🔒 WORLDVIEW: RW Johnson has been spot on – so what’s coming next?

In trying to understand South Africa’s turbulence, yesterday I sought guidance from RW Johnson’s masterpiece. Because the predictions he made in How Long Will SA Survive have been incredibly accurate. For instance, in May 2015 Johnson suggested it would take two years for SA’s debt rating to drop to junk status. It has taken 23 months.

The next big fork in the road is when SA’s fiscal cliff is breached and the IMF becomes the lender of last resort – a point where commercial borrowers are no longer prepared to loan the money except at an unaffordable price. This reality started coming home on Tuesday when SA Revenue confirmed 2017 tax year collections down R30bn on what had been budgeted for in the national accounts, a massive hole for an economy of SA’s size.

Johnson predicted this slide. In the final chapter of his must-read book he writes: “The country is set up for a huge and obvious failure. This, sadly, has got to take place. Ever since 1994, SA has lived in a sort of dream world in which it was possible to believe six impossible things before breakfast. Everywhere there was a huge amount of pretending.”

Leading the self-delusion was a transformation-above-all-else agenda whose Koolaid is still being consumed in vast quantities. As Johnson puts it “One had to pretend that people who were hopeless at their jobs were good at them…that BEE was not just crony capitalism….that SA’s steady decline on every sort of index was due to the apartheid inheritance..” The list goes on and on.

So, after the trauma of the past week, is the country finally ready to sober up?

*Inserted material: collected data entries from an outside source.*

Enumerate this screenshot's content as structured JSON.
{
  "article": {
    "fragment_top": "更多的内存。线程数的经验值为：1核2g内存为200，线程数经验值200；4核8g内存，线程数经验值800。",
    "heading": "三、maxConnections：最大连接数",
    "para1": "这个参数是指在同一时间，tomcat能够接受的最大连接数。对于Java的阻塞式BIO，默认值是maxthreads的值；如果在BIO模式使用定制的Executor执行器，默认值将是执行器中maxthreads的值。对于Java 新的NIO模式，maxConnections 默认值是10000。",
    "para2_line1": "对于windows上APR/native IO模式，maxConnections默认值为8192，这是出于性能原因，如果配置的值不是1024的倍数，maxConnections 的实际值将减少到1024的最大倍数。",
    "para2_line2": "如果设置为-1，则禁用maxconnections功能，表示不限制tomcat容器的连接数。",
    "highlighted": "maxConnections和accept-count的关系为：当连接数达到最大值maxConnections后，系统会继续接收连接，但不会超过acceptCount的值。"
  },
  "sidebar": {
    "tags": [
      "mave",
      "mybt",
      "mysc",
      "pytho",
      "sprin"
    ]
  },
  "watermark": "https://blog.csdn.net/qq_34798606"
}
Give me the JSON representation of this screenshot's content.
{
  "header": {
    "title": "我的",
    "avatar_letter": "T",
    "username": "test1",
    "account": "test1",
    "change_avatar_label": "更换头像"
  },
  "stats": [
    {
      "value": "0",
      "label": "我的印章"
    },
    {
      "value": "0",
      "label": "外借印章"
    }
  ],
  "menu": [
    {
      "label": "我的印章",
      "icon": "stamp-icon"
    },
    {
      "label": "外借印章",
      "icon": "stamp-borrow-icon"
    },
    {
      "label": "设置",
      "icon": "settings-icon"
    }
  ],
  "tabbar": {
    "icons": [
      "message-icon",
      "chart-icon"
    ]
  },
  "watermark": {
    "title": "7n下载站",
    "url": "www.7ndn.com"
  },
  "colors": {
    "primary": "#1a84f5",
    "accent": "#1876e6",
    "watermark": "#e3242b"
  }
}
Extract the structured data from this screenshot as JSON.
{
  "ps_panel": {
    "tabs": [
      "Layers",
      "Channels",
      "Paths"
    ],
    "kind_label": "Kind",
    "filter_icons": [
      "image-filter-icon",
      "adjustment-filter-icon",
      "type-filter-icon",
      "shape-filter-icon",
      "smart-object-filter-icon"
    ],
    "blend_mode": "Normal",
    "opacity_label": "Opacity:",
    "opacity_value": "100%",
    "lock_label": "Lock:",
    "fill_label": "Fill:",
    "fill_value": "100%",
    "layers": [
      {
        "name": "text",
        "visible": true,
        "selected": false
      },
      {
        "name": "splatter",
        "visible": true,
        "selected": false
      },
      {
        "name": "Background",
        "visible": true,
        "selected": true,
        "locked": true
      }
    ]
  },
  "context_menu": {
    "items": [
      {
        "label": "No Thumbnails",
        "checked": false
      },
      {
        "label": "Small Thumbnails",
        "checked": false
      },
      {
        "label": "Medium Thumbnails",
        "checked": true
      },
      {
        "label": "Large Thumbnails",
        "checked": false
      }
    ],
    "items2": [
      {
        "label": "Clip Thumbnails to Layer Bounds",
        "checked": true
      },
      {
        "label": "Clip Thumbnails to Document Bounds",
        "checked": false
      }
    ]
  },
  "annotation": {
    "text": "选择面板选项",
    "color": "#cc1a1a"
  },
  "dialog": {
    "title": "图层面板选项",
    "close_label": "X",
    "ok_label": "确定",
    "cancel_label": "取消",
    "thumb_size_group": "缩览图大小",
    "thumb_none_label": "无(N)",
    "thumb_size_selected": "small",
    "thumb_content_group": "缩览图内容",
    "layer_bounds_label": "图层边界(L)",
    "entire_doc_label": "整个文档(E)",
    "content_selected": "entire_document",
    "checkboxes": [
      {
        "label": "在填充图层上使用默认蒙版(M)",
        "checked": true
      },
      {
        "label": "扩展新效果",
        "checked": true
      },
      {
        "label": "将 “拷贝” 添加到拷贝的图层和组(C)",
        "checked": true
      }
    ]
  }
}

Back in 2015, Johnson drew hope from a belief that SA’s destructive “liberation era” was almost over. But he also warned that reaching rock bottom would be turbulent: “The ANC has become more chiefly, more tribal, a giant federation of political bosses held together by patronage, clientelism and concomitant looting and corruption…….exhibiting all the signs of rural backwardness. It may take great convulsions to change that as the groups in power will not easily let go of it.”

Johnson talked two years ago of “an imminent crisis on many fronts.” The sinister reasons behind Gordhan’s firing provided the spark that anti-Zuma forces needed to kickstart rolling mass action. Unless citizens stay away, Friday’s march to the Union Buildings is sure to be only the start. But even in a best-case scenario, SA is headed for the point where it needs a bailout from the International Monetary Fund. IMF loans come with strict conditions, most of which fly against the left-wing economics of those who dominate SA politics.

It is at this point that the die will be cast. In 1999, Robert Mugabe told the IMF to “shut its mouth” putting Zimbabwe onto a destructive cycle of economic interventions by the ignorant, including land grabs and “indigenisation” of companies. The consequence has been hyper-inflation and an explosion of poverty with GDP per capita far below where it was in 1965. SA’s leaders, one hopes, will be more sensible. But the risks of repeating the Zim disaster are growing.